Just saying so does not make it so. I can easily argue that such a process is likely, even probable. Lewis can not imagine that it is possible to get to God from everyday experience UNLESS something inherent in us allows us to make a jump from fear to awe.

Finally;
You may say that is seems to you very natural that early man, being surrounded by real dangers, and therefore frightened, should invent the uncanny and the Numinous. In a sense it is, but let us understand what we mean. You feel it to be natural because, sharing human nature with your remote ancestors, you can imagine yourself reacting to perilous solitudes in the same way; and this reaction is indeed 'natural' in the sense of being in accord with human nature. But it is not in the least 'natural' in the sense that the idea of the uncanny or the Numinous is already contained in the idea of the dangerous, or that nay perception of danger or any dislike of the woulds and death which may entail could give the slightest conception of ghostly dread or numinous awe to an intelligence which did not already understand them. When man passes from physical fear to dread and awe, he makes a sheer jump, and apprehends something which could never be given, as danger is, by the physical facts and logical deductions from them.


Lewis acknowledges that as we are products of our ancestry, we are likely to share a natural affinity, a natural kinship, with those that came well before us. To say we understand early humans because as humans we can understand is the circular logic being stuck within the system causes. Lewis gives the bias a glancing blow. But he can not see the flaw in his logic. How did early humans deal with the GOOD things that happened for no apparent reason? If anything, he knows early humans were smart. One of them more than likely equated a random good with a random bad and coming from the same unknowable place.

Maybe I am being too hopeful. Maybe those early people took the good random events and just accepted them without question. Maybe they only were concerned with the bad random events. I don't think so. It seems to me that human nature is more interested in making good events repeat than in working to prevent bad events from happening. How else can you explain addictions?

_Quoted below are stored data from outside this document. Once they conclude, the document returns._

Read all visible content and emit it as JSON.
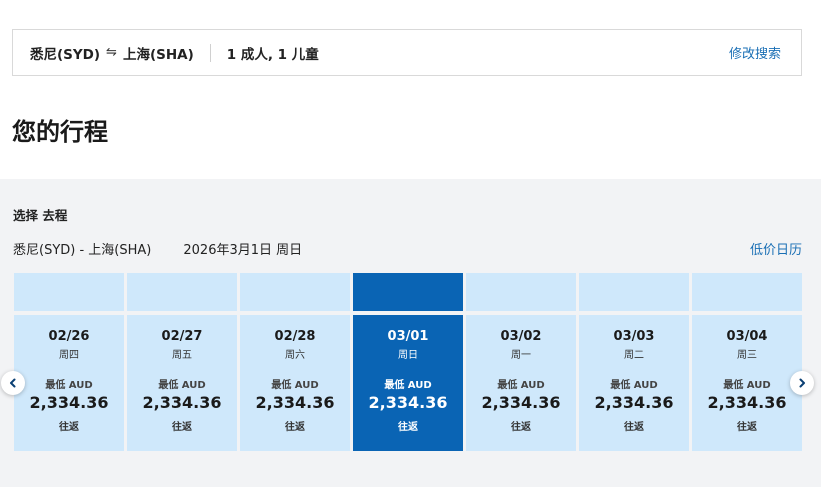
{
  "search": {
    "origin": "悉尼(SYD)",
    "destination": "上海(SHA)",
    "passengers": "1 成人, 1 儿童",
    "modify_label": "修改搜索"
  },
  "page_title": "您的行程",
  "outbound": {
    "section_label": "选择 去程",
    "route": "悉尼(SYD) - 上海(SHA)",
    "date": "2026年3月1日 周日",
    "low_calendar_label": "低价日历"
  },
  "dates": [
    {
      "date": "02/26",
      "weekday": "周四",
      "low_label": "最低 AUD",
      "price": "2,334.36",
      "trip": "往返",
      "selected": false
    },
    {
      "date": "02/27",
      "weekday": "周五",
      "low_label": "最低 AUD",
      "price": "2,334.36",
      "trip": "往返",
      "selected": false
    },
    {
      "date": "02/28",
      "weekday": "周六",
      "low_label": "最低 AUD",
      "price": "2,334.36",
      "trip": "往返",
      "selected": false
    },
    {
      "date": "03/01",
      "weekday": "周日",
      "low_label": "最低 AUD",
      "price": "2,334.36",
      "trip": "往返",
      "selected": true
    },
    {
      "date": "03/02",
      "weekday": "周一",
      "low_label": "最低 AUD",
      "price": "2,334.36",
      "trip": "往返",
      "selected": false
    },
    {
      "date": "03/03",
      "weekday": "周二",
      "low_label": "最低 AUD",
      "price": "2,334.36",
      "trip": "往返",
      "selected": false
    },
    {
      "date": "03/04",
      "weekday": "周三",
      "low_label": "最低 AUD",
      "price": "2,334.36",
      "trip": "往返",
      "selected": false
    }
  ],
  "colors": {
    "selected": "#0a64b4",
    "date_card": "#cfe8fb",
    "link": "#1a6fb5",
    "section_bg": "#f2f3f5"
  },
  "icons": {
    "swap": "swap-arrows-icon",
    "prev": "chevron-left-icon",
    "next": "chevron-right-icon"
  }
}
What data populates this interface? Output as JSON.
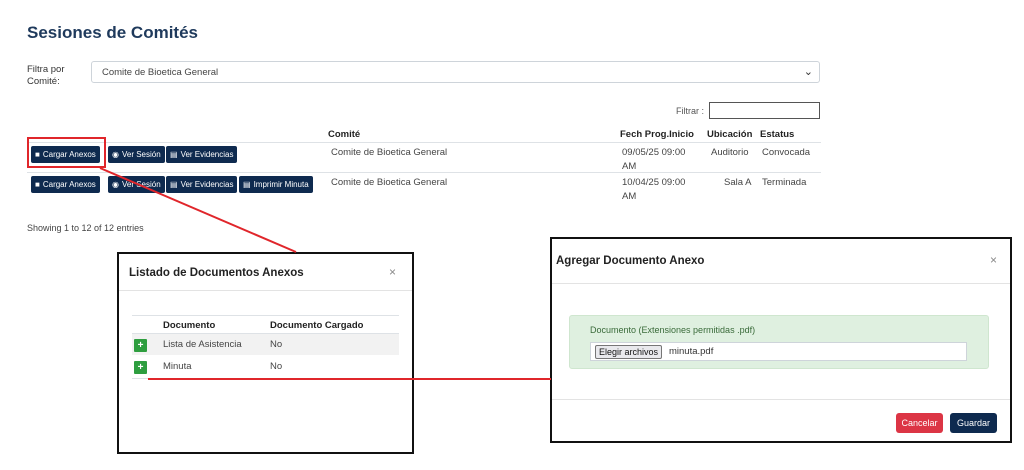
{
  "page": {
    "title": "Sesiones de Comités"
  },
  "filter": {
    "label": "Filtra por Comité:",
    "selected": "Comite de Bioetica General",
    "search_label": "Filtrar :"
  },
  "table": {
    "columns": [
      "Comité",
      "Fech Prog.Inicio",
      "Ubicación",
      "Estatus"
    ],
    "rows": [
      {
        "actions": [
          "Cargar Anexos",
          "Ver Sesión",
          "Ver Evidencias"
        ],
        "comite": "Comite de Bioetica General",
        "fecha_line1": "09/05/25 09:00",
        "fecha_line2": "AM",
        "ubicacion": "Auditorio",
        "estatus": "Convocada"
      },
      {
        "actions": [
          "Cargar Anexos",
          "Ver Sesión",
          "Ver Evidencias",
          "Imprimir Minuta"
        ],
        "comite": "Comite de Bioetica General",
        "fecha_line1": "10/04/25 09:00",
        "fecha_line2": "AM",
        "ubicacion": "Sala A",
        "estatus": "Terminada"
      }
    ],
    "footer": "Showing 1 to 12 of 12 entries"
  },
  "modal_list": {
    "title": "Listado de Documentos Anexos",
    "close": "×",
    "columns": [
      "Documento",
      "Documento Cargado"
    ],
    "rows": [
      {
        "documento": "Lista de Asistencia",
        "cargado": "No"
      },
      {
        "documento": "Minuta",
        "cargado": "No"
      }
    ],
    "add_symbol": "+"
  },
  "modal_upload": {
    "title": "Agregar Documento Anexo",
    "close": "×",
    "field_label": "Documento (Extensiones permitidas .pdf)",
    "file_button": "Elegir archivos",
    "file_name": "minuta.pdf",
    "cancel": "Cancelar",
    "save": "Guardar"
  },
  "icons": {
    "folder": "folder-icon",
    "eye": "eye-icon",
    "file": "file-icon",
    "print": "print-icon",
    "close": "close-icon",
    "chevron": "chevron-down-icon",
    "plus": "plus-icon"
  },
  "colors": {
    "primary": "#0e2a4f",
    "danger": "#dc3545",
    "success": "#2e9e3f",
    "highlight": "#e0262b"
  }
}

Establishing that early humanity, inherent in our creation, had a predisposition to make a jump from bad events to the awe of the Numinous seems to ignore a good portion of what we know about early societies and human nature. Humans want good things to happen. Good was/is defined as having good shelter, good food and hopefully, good company. Bad was not having those things. If random chance exceeded the intellectual grasp of early humans, some unseen force was at work. Over 30 or 40,000 years, it is likely that entire systems of behavior grew around the occasional, repeatable, random event. Such as fire from the sky preceding cold, wet weather.